Modern system of creating vegetable seedlings introduced

Mar 10, 2010

We could say our final goodbyes to a shortage of vegetables in the country soon, if a new system of preparing and managing seedlings is adopted by farmers.

BY JOSHUA KATO

We could say our final goodbyes to a shortage of vegetables in the country soon, if a new system of preparing and managing seedlings is adopted by farmers.

The initiative involves the professional preparation of seedlings in a protected green house, which are then sold to vegetable farmers across the country.

The system has been introduced by Agromax, an agribusiness company. They have already set up a protected green house at Luteete on Gayaza road.

“I was disturbed that most of the supermarkets in Uganda import their vegetables from South Africa,” says Bob Kabonero, one of the businessmen behind the venture.

At the moment, most of the farmers in Uganda buy seeds that they plant in nurseries before transferring them into their gardens.

However, this system is flout with problems and in the end, less than 50% of the seeds procured progress into vegetables.

“It is a complete package. We give you the seedlings, the irrigation system and extension services,” says Samuel Peled, one of the managers of the venture.

The seedlings at the farm include tomatoes, cabbages, cucumbers, sweet maize corn and onions.

“In total, we are looking at 11 products,” Peled says. The seedlings are sold to the farmer complete with a cone shaped mould of very fertile soils.

“All that a farmer needs to do is dig the required hole and push it in,” Peled says.

The main benefit is that vegetable farmers will produce more vegetables using very small pieces of land. In other words, this is an intensive system of producing vegetables.

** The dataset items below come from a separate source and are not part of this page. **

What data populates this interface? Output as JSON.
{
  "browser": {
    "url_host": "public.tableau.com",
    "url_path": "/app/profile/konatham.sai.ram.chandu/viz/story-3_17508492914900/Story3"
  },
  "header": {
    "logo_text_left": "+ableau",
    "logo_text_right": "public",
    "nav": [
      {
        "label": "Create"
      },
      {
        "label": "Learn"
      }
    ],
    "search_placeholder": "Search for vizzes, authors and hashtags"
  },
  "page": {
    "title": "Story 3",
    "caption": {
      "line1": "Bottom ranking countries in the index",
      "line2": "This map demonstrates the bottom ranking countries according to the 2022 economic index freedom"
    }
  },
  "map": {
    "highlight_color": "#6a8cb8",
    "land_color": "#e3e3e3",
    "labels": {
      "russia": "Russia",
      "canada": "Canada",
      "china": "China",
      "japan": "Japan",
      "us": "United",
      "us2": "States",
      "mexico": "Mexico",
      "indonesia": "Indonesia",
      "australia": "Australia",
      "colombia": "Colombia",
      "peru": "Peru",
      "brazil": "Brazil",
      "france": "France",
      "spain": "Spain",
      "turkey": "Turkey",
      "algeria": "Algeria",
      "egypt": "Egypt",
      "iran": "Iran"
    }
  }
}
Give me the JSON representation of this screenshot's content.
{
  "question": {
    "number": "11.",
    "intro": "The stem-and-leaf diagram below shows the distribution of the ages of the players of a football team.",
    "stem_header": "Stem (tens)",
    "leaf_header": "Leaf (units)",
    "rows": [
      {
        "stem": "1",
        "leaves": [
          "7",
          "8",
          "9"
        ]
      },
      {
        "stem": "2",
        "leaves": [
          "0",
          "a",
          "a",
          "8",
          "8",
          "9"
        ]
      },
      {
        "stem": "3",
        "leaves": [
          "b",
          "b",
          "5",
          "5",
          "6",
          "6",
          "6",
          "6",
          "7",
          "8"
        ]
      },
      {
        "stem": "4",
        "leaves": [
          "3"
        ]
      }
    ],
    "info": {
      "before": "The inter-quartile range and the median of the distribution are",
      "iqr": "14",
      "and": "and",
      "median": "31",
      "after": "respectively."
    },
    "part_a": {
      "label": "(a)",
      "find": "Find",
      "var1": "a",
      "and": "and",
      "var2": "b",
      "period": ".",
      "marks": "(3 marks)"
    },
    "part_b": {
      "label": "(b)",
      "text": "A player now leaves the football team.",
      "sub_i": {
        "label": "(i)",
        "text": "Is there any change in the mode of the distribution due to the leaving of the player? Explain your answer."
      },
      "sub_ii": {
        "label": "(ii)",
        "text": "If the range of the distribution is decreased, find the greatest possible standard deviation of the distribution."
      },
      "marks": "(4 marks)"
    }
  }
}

Furthermore, because there is water for irrigation, the farmers will be able to produce vegetables at any one time of the year.

Currently, vegetables are mainly produced in wetland areas of the country and only during the rainy seasons.

“We want to revolutionalise vegetable farming in the country,” Samuel Peled says.

“Farmers have been cheated with fake seeds, of which less than 50% sprout. Under this system, a farmer buys a finished product of seedlings, which has already been tried and tested,” Peled says.

Peled says that even though they also sell seedlings (to farmers only), it would be more beneficial if a farmer took the entire package, because it will ensure quality maintenance, hence more profits.

An entire package includes a 1,000 litre water tank and water tubes to run through the vegetable farm, the size of a quarter of an acre. It also includes seedlings of one’s choice and extension services from the company staff.

Hellen Machika, the farm manager, says in addition, the Agromax helps farmers prepare their land for planting.

If all goes well, she says, the initial expenses can be recovered in a single harvest. The tomato seedlings go for sh400 each. However, according to results from demonstration farms at the company’s complex in Lutette, a seedling produces at least 14kg in a period of six months.

At the current market price of sh2,200 per kilogram of tomatoes, a farmer earns at least sh30,000 per plant.

If a farmer plants 400 tomato plants, he will earn sh12m from them within six months.

The irrigation system enables farmers plant more cabbages on each line than under the commonly used system. For example, a quarter of an acre can take as many as 6,700 cabbage heads.

With each cabbage going at a farm gate price of sh500 each, a farmer can earn at least sh3.3m from a quarter of an acre.

“You can use the irrigation system for over five years,” says Hellen Machika, the farm manager.

By this time, a farmer would have had at least 15 harvests of vegetables using the same system and long recovered the initial expenses.